# Do your poodles like the cold??



## Luce (Mar 4, 2013)

We have been unusually cold here in n. Tx. We have a lot of ice, looks like snow but it isn't!! Been in the 20's & teens for 3 days BRRRRRRR!!

Anyway, Luce loves it! She runs, jumps, and frolics around. I have a sweater for her, forget to put it on, and she still seems fine without it. Her last grooming was on Nov 8 and was cut way too short - 1/2"!! Was a mis -communication with the groomer.

Maybe I will remember tomorrow


----------



## fjm (Jun 4, 2010)

Poppy does not mind the cold as long as we keep moving (although it has dipped below freezing here a couple of times so far this winter). She does get chilled if it is cold and windy, though, especially just after a clip, so has a warm jumper for those days. I keep it on top of the dog crate in the car - that way it is always to hand for walks!


----------



## JudyD (Feb 3, 2013)

Jazz loves the cold. I put her fleece coat on if it's in the teens, otherwise not, because she runs so much and so fast that she's bound to stay warm if it's above 20 degrees.


----------



## Indiana (Sep 11, 2011)

I have only been letting the dogs out for a quick zoom around the yard; Maddy would love more but Indy comes dashing back to the house after doing her business and a quick couple of laps around the yard. It's been really cold here, -30 quite a bit, dipping to -40 last week! I still run but I haven't been taking them because it's just too cold for them, I think. Even if I dressed them up, the parts that aren't covered would get frost bite I think. Ironically, they aren't acting as overly energetic as I thought they would without their runs; we play ball in the house but it's not the same.


----------



## Manxcat (May 6, 2013)

Mine love the first frosts - in particular running on crispy scrunchy grass! They both got all excited and puppy-ish 

Not sure how Pushkin will react to the cold as this is his first winter with us, but Pippin is fine with it - and she adores snow!! Of course, our climate is a bit milder than the UK, more wet and windy, as the sea keeps the temperature up a bit, but last winter we got some really cold snaps and one horrendous snow-fall on the west of the Island, but Pippin just had great fun! Always make sure she's well wrapped up though 

This was her digging in it last winter


----------



## MonaLisa (Dec 4, 2013)

Oh my I can't hardly keep her inside.









Sent from Petguide.com Free App


----------



## outwest (May 1, 2011)

Mine hate the cold. This morning it is around 50 (pretty cold for us) and Bonnie stood at the back door, sniffed the air, turned around and trotted back to the warm bed. I'll probably have to force her outsdie after breakfast to do her business. Both of them high step over the grass when it's wet. If there is a bit of frost on the grass Bonnie poops on the patio. I wonder what they would do if they saw snow? I should take them to the mountains and see.
Whooses.


----------



## Dallasminis (Feb 6, 2011)

Jack and Lady are fine with the cold weather. Old Indie has to be carried outside or she'll go anywhere in the house as long as she doesn't have to get cold!

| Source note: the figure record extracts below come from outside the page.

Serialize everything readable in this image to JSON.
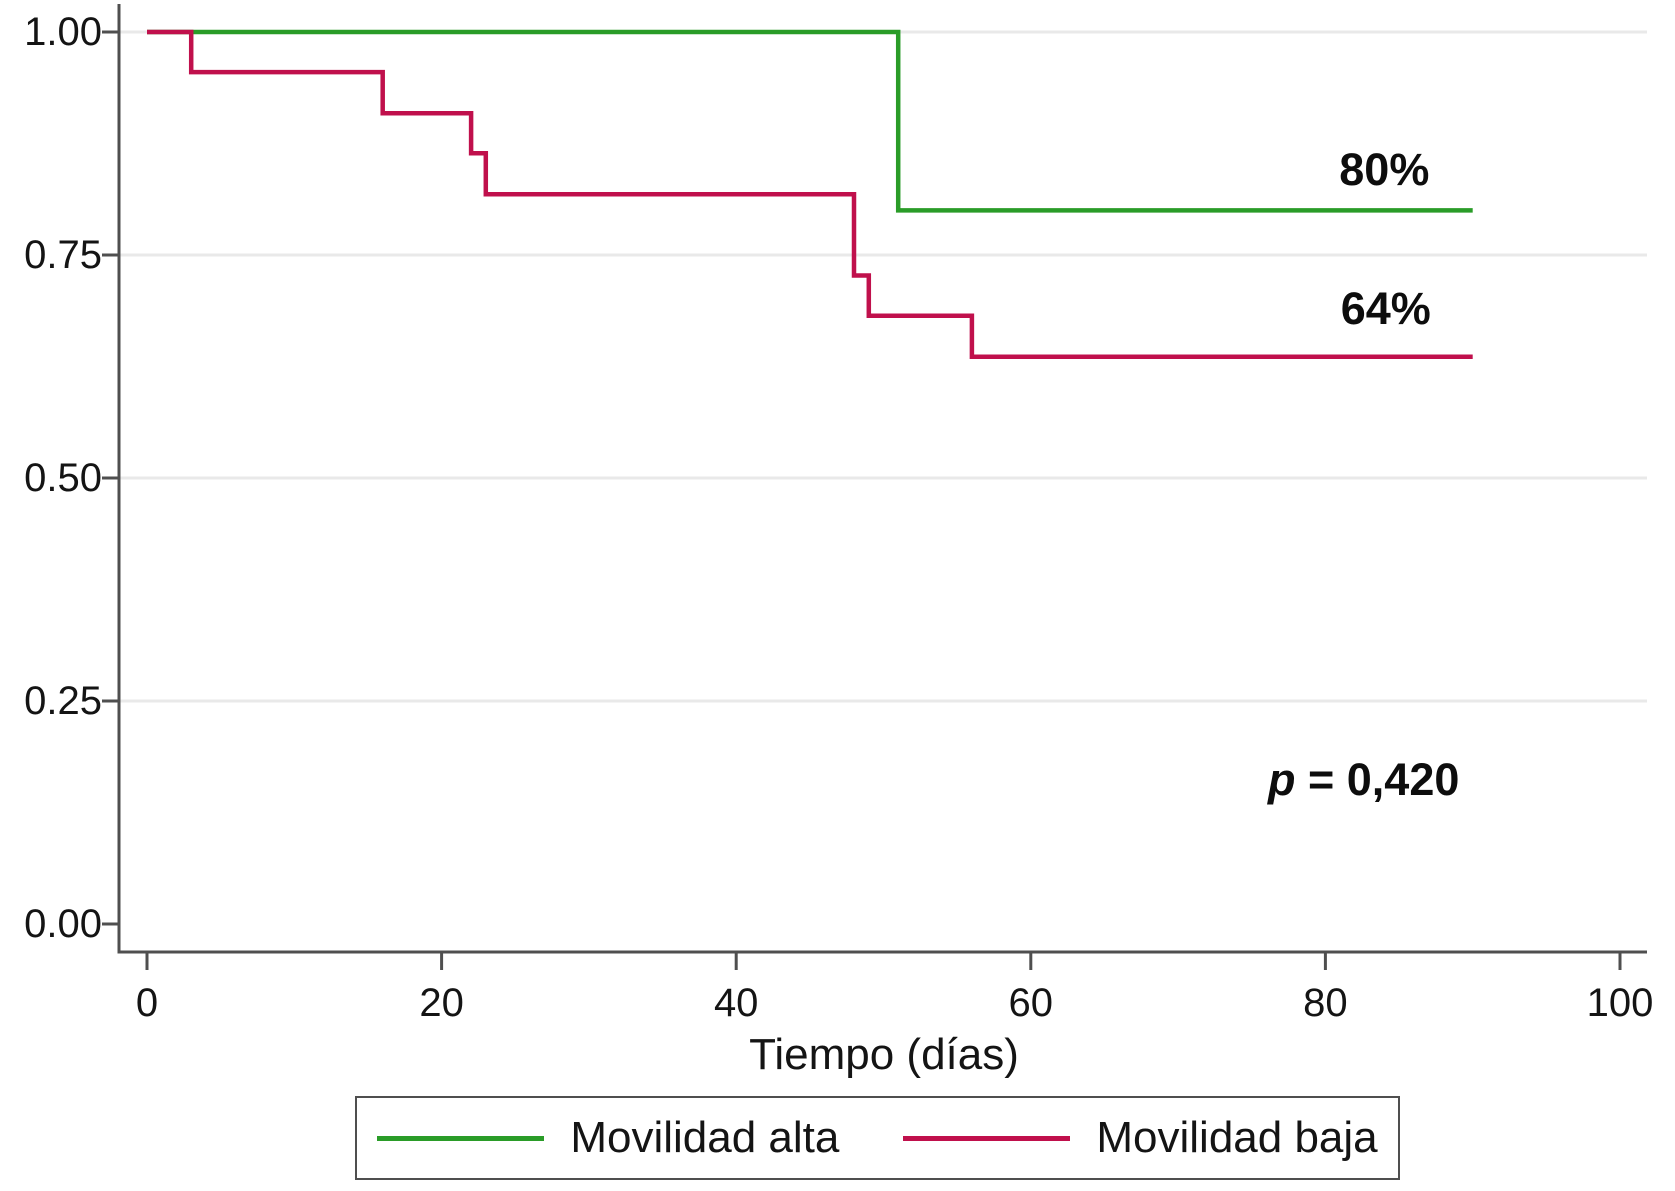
{
  "figure": {
    "background": "#ffffff"
  },
  "colors": {
    "axis": "#4f4f4f",
    "grid": "#e9e9e9",
    "text": "#141414"
  },
  "chart_data": {
    "type": "line",
    "variant": "kaplan-meier-survival-step",
    "title": "",
    "xlabel": "Tiempo (días)",
    "ylabel": "",
    "xlim": [
      0,
      100
    ],
    "ylim": [
      0,
      1
    ],
    "grid": "horizontal-light",
    "legend_position": "bottom-center",
    "x_ticks": [
      {
        "value": 0,
        "label": "0"
      },
      {
        "value": 20,
        "label": "20"
      },
      {
        "value": 40,
        "label": "40"
      },
      {
        "value": 60,
        "label": "60"
      },
      {
        "value": 80,
        "label": "80"
      },
      {
        "value": 100,
        "label": "100"
      }
    ],
    "y_ticks": [
      {
        "value": 0,
        "label": "0.00"
      },
      {
        "value": 0.25,
        "label": "0.25"
      },
      {
        "value": 0.5,
        "label": "0.50"
      },
      {
        "value": 0.75,
        "label": "0.75"
      },
      {
        "value": 1,
        "label": "1.00"
      }
    ],
    "series": [
      {
        "name": "Movilidad alta",
        "color": "#2a9c28",
        "final_value_label": "80%",
        "points": [
          [
            0,
            1.0
          ],
          [
            51,
            1.0
          ],
          [
            51,
            0.8
          ],
          [
            90,
            0.8
          ]
        ]
      },
      {
        "name": "Movilidad baja",
        "color": "#c0104c",
        "final_value_label": "64%",
        "points": [
          [
            0,
            1.0
          ],
          [
            3,
            1.0
          ],
          [
            3,
            0.955
          ],
          [
            16,
            0.955
          ],
          [
            16,
            0.909
          ],
          [
            22,
            0.909
          ],
          [
            22,
            0.864
          ],
          [
            23,
            0.864
          ],
          [
            23,
            0.818
          ],
          [
            48,
            0.818
          ],
          [
            48,
            0.727
          ],
          [
            49,
            0.727
          ],
          [
            49,
            0.682
          ],
          [
            56,
            0.682
          ],
          [
            56,
            0.636
          ],
          [
            90,
            0.636
          ]
        ]
      }
    ],
    "annotations": [
      {
        "id": "alta-final-label",
        "x": 84.0,
        "y": 0.845,
        "parts": [
          {
            "text": "80%",
            "italic": false
          }
        ]
      },
      {
        "id": "baja-final-label",
        "x": 84.1,
        "y": 0.689,
        "parts": [
          {
            "text": "64%",
            "italic": false
          }
        ]
      },
      {
        "id": "p-value",
        "x": 82.6,
        "y": 0.161,
        "parts": [
          {
            "text": "p",
            "italic": true
          },
          {
            "text": " = 0,420",
            "italic": false
          }
        ]
      }
    ],
    "legend": {
      "entries": [
        {
          "label": "Movilidad alta",
          "color": "#2a9c28"
        },
        {
          "label": "Movilidad baja",
          "color": "#c0104c"
        }
      ]
    }
  }
}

She is good if I carry her outside a few times a day, the other two are good as gold, they run out the doggie door and slide around for awhile and then come back in to get warm….

Indie is a Princess now….an old, curmudgeon Princess...


----------



## Chagall's mom (Jan 9, 2010)

MonaLisa said:


> Oh my I can't hardly keep her inside.


I understand! I too have a poodle who _loves _impersonating a popsicle.  He _never_ seems to be bothered by the cold. (Just watching him outdoors in winter makes me shiver!) He's been a snow aficionado since he was a puppy. :smow:


----------



## Mikey'sMom (Feb 21, 2012)

My spoo doesn't seem bothered, ever, and will romp through the snow gleefully. My mini on the other hand, hates the cold. It has been -22F (-30C) here with the windchill though, so I can hardly blame him!


----------



## Lou (Sep 22, 2012)

Lou & Apollo LOVE the cold! 
They usually start panting and seem uncomfortable if it's above 73F indoors. And it's below freezing outside and they act like it's perfect weather!!! They run and play! But I only let them play outside for a little bit, it worries me. But they seem fine even without doggy clothes (not my cup of tea  ) 
They love licking the ice that accumulated on the yard chair LOL

















Sent from Petguide.com Free App


----------



## PoodleRick (Mar 18, 2013)

Both Roxy and Beau loved the snow and cold. Beau was really uncomfortable in anything above 75 or 80 degrees. Roxy had a wider range. Here's Beau wanting to keep playing soccer in the snow. Temp was about 20 and I had given him a short haircut and he just loved the cold


----------



## Countryboy (May 16, 2011)

Tonka slows down visibly in the Summer at the dog park. A half hour - twenty minutes is fine. His real energy starts to show up in the Fall. 

And we did two hours today at -5C. lol


----------



## liljaker (Aug 6, 2011)

Sunny LOVES the cold and snow. Guess it's the Canuck in him, eh? I happened to speak with his breeder today and wow, is cold up in Saskatchewan!!! We are only getting our first snow today....and it's sort of a dusting.

Funny thing, I had a fleece sweater type coat I altered (was a little big) thinking it might be nice when it gets really cold. So, I put it on him (it is turquoise and lime green and he looks great in it!) and out we went. However, he kept trying to reach around and pull it off. AND, when he was ready to go, he would not go until I took the sweater off, and then he did. Guess he told me!


----------



## outwest (May 1, 2011)

It seems like the kind of weather they grow up in is the kind of weather they like.  Isn't that just like a poodle to go with the flow? Mine are only bothered by the heat if it gets over 95 or so.


----------



## judyf (Aug 20, 2011)

My three love snow.


----------